British voters go to the polls Thursday, with all indications Prime Minister Blair will retain the premiership.
The election will end a bitter, month-long campaign in which Mr. Blair's integrity has come under attack by political rivals who accuse him of misleading Britain into the Iraq war.
Pollsters find that most voters have not been swayed by the arguments over Iraq, but care more about domestic issues.
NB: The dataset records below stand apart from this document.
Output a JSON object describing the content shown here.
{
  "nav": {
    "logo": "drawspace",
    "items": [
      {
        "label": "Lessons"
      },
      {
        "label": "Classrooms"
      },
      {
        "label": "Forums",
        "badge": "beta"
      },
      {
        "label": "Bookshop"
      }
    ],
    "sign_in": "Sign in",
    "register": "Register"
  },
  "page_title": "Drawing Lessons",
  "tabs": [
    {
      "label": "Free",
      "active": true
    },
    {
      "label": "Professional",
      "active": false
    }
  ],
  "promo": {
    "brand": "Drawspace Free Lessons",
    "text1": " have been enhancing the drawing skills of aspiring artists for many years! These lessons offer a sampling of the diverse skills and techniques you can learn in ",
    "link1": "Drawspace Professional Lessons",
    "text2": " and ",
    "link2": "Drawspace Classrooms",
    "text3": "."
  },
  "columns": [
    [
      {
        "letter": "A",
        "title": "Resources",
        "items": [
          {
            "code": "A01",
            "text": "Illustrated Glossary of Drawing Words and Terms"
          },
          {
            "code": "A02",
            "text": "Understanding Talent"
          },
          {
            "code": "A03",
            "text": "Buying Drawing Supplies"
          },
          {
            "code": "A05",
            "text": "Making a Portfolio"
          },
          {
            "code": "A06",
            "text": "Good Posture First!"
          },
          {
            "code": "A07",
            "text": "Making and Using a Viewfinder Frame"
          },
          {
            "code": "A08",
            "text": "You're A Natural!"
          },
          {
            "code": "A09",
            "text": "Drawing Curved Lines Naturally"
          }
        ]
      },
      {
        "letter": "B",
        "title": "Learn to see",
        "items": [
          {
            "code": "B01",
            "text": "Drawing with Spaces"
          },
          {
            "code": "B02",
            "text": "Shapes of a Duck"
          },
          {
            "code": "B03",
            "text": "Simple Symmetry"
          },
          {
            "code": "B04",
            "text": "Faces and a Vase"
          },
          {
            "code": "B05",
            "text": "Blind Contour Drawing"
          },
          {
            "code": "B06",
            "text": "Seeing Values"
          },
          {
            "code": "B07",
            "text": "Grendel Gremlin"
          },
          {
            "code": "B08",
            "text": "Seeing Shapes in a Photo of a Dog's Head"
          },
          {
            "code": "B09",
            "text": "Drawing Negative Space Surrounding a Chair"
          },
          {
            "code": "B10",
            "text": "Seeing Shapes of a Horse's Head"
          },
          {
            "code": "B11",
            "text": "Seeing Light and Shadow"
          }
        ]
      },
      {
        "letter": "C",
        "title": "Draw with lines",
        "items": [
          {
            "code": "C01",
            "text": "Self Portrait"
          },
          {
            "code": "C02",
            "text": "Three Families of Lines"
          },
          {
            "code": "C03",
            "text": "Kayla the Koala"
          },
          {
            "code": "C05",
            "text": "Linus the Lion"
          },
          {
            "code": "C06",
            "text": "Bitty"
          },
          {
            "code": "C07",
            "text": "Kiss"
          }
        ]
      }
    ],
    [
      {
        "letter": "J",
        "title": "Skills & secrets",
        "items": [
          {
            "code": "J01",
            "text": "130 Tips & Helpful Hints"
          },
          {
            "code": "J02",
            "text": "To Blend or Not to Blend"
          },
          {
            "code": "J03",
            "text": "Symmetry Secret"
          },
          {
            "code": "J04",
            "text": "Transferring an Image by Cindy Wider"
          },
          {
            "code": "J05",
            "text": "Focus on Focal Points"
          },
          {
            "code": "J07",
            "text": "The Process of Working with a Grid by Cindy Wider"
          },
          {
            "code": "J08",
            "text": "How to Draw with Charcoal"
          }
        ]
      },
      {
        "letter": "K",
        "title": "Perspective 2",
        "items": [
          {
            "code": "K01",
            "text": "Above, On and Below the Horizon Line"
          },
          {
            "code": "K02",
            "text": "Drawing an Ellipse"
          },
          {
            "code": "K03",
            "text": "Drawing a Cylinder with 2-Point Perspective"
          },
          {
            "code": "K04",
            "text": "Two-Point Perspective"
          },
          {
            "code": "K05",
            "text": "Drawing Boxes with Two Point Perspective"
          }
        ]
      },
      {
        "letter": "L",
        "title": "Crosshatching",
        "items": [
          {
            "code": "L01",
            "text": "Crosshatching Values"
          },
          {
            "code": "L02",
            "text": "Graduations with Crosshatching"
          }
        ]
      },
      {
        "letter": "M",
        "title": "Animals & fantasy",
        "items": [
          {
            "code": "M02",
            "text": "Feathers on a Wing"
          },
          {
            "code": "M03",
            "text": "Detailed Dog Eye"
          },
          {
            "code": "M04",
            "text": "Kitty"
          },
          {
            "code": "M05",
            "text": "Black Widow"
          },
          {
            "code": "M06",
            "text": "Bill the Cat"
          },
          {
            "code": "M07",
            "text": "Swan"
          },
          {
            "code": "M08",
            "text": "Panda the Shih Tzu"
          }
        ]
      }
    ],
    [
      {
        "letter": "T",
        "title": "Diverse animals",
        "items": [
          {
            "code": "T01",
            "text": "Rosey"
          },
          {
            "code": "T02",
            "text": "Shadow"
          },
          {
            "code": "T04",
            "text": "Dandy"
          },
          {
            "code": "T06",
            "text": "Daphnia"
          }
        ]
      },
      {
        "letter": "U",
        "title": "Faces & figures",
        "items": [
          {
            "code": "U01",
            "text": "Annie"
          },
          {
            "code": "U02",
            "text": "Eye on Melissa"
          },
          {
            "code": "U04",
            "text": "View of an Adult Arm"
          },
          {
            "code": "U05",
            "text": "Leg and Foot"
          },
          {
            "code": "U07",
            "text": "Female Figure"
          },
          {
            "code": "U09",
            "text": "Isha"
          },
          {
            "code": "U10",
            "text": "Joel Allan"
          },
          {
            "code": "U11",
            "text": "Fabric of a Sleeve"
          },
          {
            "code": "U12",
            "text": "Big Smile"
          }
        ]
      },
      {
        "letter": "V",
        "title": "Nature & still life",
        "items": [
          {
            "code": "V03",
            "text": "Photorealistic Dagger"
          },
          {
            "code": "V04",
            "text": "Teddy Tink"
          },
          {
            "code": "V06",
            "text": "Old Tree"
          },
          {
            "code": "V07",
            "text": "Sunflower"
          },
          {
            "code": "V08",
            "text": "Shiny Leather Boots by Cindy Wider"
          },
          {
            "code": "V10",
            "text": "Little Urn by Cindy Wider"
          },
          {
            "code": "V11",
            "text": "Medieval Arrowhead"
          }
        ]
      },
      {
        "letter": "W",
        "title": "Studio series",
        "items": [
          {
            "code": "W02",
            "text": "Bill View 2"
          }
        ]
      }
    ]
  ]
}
The latest poll, published by The Times newspaper, gives Labor a 14-point lead over the main opposition Conservative Party.
On the final day of the campaign, Prime Minister Blair urged voters to recall the economic progress that has been made since he took office in 1997.
"People either wake up on May the sixth with a Labor government or a Conservative government," said Tony Blair. "And the central question in this campaign is which party is best for the future of Britain. Which party is best able to run and manage our economy in the interests of the hardworking families of this country?"
The Conservative Party leader, Michael Howard, said voters can put Britain on a new track by defeating Labor.
"They know the country is heading in the wrong direction," said Michael Howard. "We can change direction. We can make life easier for them. Make life better for them. Deliver on the clean hospitals, school discipline, more police, controlled immigration and lower taxes that we've been planning for throughout this campaign."
Britain's left-of-center Liberal Democrats are forecast to pick up seats in parliament at the expense of both Labor and the Conservatives. The Liberal Democrat leader is Charles Kennedy.
"There is certainly an optimistic, buoyed feeling among the Lib Dems as we close this campaign and look at the tightness of the margin in these closing opinion polls between ourselves and the Conservatives. Wide open," said Charles Kennedy.
If Labor wins as expected, political analysts will focus on the size of its majority, which is currently 161 seats. Mr. Blair has stated his intention to hold on to power for another full term. But political scientists say a narrow victory could hasten his departure, with Treasury chief Gordon Brown standing by to take over the premiership.